The old man stopped and thought for a moment.  “Who knows whether it was the right thing.  You said what you had to say.  You certainly didn’t condemn her.”

“I have a sister-in-law who got an abortion just before she got married.  That was about twenty years ago.  Her mother took her down to the place.  She did it because she didn’t want to look pregnant in her wedding dress .”

They stopped at the door to the church.  The rain was lashing at them now.
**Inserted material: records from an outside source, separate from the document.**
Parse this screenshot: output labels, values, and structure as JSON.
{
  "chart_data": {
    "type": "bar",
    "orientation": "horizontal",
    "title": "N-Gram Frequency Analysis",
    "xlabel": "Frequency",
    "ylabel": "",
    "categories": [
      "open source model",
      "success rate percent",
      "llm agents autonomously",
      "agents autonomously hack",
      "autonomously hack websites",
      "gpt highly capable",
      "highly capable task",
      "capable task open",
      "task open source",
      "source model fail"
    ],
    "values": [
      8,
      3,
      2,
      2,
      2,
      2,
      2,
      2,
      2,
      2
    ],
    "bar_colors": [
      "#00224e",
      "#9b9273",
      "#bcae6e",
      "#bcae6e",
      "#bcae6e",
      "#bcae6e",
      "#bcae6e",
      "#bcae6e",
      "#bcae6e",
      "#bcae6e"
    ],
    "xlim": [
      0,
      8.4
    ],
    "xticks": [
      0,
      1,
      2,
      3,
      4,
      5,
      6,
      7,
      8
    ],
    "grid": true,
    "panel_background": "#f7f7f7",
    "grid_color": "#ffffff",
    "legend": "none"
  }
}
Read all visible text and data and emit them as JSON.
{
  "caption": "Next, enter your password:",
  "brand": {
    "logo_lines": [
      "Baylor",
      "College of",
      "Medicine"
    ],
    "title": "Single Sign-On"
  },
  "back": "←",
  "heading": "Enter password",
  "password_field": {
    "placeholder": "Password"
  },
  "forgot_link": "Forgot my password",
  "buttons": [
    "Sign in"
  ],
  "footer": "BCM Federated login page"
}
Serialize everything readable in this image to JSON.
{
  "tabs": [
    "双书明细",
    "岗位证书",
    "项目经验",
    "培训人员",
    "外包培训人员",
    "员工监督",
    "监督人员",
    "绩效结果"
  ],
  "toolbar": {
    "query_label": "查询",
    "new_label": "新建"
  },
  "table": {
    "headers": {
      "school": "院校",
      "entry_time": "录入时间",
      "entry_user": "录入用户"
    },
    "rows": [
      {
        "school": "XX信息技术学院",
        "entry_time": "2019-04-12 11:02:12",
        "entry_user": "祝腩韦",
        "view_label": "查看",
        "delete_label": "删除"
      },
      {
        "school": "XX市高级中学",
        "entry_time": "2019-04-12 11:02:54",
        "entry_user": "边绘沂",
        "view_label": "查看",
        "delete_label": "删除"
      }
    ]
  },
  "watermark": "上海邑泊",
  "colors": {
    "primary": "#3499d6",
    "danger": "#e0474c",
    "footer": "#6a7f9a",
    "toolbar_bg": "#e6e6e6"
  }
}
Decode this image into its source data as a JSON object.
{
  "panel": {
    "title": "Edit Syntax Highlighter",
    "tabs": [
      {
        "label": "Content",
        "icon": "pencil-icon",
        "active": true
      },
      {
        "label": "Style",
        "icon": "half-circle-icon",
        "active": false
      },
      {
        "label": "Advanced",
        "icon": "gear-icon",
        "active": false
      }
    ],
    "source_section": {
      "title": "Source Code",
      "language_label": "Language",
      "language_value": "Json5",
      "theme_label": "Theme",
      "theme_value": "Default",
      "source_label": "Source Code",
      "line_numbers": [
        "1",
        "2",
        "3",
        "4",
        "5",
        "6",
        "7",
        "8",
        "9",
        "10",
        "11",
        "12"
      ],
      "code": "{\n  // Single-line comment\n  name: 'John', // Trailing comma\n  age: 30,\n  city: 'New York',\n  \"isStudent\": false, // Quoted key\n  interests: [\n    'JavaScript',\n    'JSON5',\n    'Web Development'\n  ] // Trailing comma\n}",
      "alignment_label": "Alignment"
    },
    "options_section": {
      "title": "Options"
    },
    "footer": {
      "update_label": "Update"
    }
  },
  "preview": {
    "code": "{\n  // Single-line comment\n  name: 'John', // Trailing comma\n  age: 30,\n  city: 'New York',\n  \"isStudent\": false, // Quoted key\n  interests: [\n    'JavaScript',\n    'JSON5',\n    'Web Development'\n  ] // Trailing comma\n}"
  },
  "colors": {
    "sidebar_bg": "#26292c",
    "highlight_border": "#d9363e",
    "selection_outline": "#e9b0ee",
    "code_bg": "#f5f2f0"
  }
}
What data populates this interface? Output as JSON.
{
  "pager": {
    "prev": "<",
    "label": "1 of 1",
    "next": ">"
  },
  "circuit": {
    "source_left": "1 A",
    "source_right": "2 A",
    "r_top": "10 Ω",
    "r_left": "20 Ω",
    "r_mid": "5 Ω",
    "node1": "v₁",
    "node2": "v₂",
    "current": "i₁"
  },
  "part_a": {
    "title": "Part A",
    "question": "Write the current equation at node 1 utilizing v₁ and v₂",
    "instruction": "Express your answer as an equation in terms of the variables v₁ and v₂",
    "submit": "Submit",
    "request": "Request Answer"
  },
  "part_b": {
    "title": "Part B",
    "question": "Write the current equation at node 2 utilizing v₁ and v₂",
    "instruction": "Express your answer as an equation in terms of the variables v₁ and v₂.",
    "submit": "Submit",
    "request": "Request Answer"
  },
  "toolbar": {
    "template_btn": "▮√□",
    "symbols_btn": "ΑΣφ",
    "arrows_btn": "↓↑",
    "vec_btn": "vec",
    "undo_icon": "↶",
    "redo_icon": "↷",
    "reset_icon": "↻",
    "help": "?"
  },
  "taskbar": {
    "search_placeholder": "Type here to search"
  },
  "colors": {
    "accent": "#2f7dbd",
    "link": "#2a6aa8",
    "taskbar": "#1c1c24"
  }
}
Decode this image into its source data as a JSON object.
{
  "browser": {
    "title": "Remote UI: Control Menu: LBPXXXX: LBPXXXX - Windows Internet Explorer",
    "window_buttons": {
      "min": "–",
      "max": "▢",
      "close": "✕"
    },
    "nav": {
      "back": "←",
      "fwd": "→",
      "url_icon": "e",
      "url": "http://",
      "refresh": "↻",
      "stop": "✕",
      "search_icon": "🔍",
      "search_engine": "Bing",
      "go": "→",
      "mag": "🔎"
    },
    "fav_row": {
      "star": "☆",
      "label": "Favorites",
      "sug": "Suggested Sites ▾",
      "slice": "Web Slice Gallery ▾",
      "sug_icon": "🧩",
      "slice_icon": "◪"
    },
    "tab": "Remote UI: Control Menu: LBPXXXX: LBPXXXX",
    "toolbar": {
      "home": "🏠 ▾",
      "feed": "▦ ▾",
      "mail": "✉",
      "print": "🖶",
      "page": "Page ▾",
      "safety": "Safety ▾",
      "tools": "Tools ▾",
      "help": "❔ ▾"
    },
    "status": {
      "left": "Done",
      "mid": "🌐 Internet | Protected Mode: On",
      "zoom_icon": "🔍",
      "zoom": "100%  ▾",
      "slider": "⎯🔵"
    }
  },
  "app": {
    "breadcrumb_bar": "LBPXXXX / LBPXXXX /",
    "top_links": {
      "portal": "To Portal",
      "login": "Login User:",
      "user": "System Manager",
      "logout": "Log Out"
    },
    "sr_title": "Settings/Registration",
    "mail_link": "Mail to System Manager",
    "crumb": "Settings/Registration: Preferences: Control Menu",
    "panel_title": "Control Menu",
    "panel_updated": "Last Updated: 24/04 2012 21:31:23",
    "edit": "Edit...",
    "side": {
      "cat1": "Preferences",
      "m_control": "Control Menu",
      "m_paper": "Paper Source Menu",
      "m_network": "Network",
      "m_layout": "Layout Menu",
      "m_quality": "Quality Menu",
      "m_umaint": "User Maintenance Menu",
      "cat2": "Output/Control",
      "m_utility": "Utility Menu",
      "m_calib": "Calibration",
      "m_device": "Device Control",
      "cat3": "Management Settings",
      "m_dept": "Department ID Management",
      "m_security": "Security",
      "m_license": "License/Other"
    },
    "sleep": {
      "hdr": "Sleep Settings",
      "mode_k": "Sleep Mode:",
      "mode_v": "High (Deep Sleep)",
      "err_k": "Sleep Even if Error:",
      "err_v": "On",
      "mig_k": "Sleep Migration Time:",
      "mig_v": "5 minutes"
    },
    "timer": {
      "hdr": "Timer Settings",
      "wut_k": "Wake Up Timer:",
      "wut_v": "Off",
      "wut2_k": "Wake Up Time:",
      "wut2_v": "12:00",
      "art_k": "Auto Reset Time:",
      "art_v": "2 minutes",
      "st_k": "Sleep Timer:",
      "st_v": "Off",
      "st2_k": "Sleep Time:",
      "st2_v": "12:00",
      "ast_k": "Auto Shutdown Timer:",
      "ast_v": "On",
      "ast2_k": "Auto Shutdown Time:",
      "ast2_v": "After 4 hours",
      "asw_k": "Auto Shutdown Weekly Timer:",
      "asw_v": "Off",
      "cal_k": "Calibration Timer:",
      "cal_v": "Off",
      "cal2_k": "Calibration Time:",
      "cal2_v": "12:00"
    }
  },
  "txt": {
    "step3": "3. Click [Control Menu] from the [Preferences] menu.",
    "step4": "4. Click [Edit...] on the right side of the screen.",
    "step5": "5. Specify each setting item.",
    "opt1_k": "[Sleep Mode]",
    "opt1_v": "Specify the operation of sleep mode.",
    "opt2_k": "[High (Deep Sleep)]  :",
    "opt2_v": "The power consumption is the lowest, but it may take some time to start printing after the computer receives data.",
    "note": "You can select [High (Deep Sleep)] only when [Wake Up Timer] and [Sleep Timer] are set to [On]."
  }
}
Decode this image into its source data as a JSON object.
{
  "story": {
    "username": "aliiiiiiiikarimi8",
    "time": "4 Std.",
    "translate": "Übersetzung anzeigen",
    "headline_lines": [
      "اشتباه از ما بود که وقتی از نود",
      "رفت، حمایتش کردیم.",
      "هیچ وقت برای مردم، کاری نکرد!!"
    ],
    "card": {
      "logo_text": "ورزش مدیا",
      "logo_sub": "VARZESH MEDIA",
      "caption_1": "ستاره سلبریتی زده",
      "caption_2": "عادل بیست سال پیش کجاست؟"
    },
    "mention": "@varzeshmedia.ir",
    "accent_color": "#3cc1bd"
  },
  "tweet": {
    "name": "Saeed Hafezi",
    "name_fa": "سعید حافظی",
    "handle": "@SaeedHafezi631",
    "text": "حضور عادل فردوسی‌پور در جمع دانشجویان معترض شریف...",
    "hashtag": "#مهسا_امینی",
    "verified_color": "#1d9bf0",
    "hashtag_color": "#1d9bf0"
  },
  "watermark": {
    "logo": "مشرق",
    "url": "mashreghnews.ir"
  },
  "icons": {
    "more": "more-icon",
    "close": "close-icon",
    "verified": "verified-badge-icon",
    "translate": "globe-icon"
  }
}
“Let’s get inside out of this,” the old man said with a gesture at a blast of dead leaves going by.  Inside the vestibule of the church they shook off some of the wet and relaxed in the quiet while rain and wind beat at the world outside.

“Her wedding gown?” he asked.

“Yes, and her mother agreed.  That marriage didn’t last long.  So much anger…  she became very bitter.  She remarried, but couldn’t have children.  Now, she’s driven everyone away from her.  Her husband is an attorney in Worcester.  He‘s older than she is..  When he dies, she’ll have no one.  She’ll be alone.”

“She hasn’t forgiven herself,” he said.

“No, nor anyone else.”

“We’re here,” he said.  “Let’s pray for her.”

“Let’s pray for them both.”

They did.

Later he walked home in the storm, arriving cold, wet, and quite worn out.

“I was worried,” his wife said, pouring tea.

“It’s turned a hard, angry day,” he answered sipping gratefully.  “Did you hear from the kids?”

“Yes, they called while I was waiting for you to get back.  They’re staying put, with the storm like this.  Jeanne said all hell’s broken loose down their way.”

“It’s better, so,” he said, and sipping tea stared out at nature’s fury.


  1. a storm is truly brewing old friend, but, thanks be to God, we have the umbrella of Christ. thanks for your reflections.

    • You are very welcome, Father. I hope all is well and you are healing.

  2. Weird, I’ve never thought of you as old!

    • Nor have I ever thought the same of you!